What's going on?
It’s got designs on groceries, delivery and even healthcare – and now banking may be next. According to the Wall Street Journal, Amazon is in talks with banks including JPMorgan Chase to start offering its customers a product similar to a bank account (tweet this).
What does this mean?
While there are likely several reasons for the move, a foray into banking would help Amazon cut down on the fees it currently pays financial firms when processing customer payments. By offering customers an account where they can deposit their paychecks, for example, Amazon could debit that account directly for purchases, cutting out the middleman.
Although nothing official has yet been announced, it seems Amazon is looking to partner up with existing banks, rather than trying to market its own bank accounts… at least for now.
Why should I care?
The bigger picture: Financial upstarts often work alongside existing banks.
As fresh-faced “fintech” firms handle increasing volumes of customer payments and even start accepting deposits, there’s been speculation that traditional retail banks are set to go the way of the floppy disk. But they may not be finished just yet: the heavy burden of regulations faced by banks, long bemoaned by some in the industry, is now helping protect them from many challengers who find the significant hurdles too high to clear alone.
For you personally: Your data is valuable – don’t forget it!

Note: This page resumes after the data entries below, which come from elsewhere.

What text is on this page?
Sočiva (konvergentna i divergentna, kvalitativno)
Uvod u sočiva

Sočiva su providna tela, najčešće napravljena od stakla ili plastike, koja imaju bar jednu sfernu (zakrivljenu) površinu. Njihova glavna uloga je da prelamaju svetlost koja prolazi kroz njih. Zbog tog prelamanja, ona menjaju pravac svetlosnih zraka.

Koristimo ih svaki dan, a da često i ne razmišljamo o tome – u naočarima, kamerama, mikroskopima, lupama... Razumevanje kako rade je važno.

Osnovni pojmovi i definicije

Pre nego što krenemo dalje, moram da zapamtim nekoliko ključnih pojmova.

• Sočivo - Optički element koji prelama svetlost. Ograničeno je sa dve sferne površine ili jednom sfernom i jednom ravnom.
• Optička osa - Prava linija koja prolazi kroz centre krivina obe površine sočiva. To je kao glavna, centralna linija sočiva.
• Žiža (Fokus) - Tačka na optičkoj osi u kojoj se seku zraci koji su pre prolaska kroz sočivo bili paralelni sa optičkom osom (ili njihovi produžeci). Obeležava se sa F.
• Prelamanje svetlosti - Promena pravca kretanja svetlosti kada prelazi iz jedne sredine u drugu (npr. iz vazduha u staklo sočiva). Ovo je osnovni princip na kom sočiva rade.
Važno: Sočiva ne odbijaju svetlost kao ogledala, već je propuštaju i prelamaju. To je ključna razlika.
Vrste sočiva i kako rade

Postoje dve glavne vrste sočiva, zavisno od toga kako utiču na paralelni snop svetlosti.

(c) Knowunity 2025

Amazon would just love to link up data from its customers with information from their bank accounts. By doing so, it would be able to suggest highly targeted purchases based on when, where and how you tend to spend your cash. More generally, the forthcoming rollout of new “open banking” rules like Europe’s PSD 2 isn’t just good news for people trying to sell you stuff: it’ll also let you force your bank to share your financial data with firms who can help suggest ways for you to save money.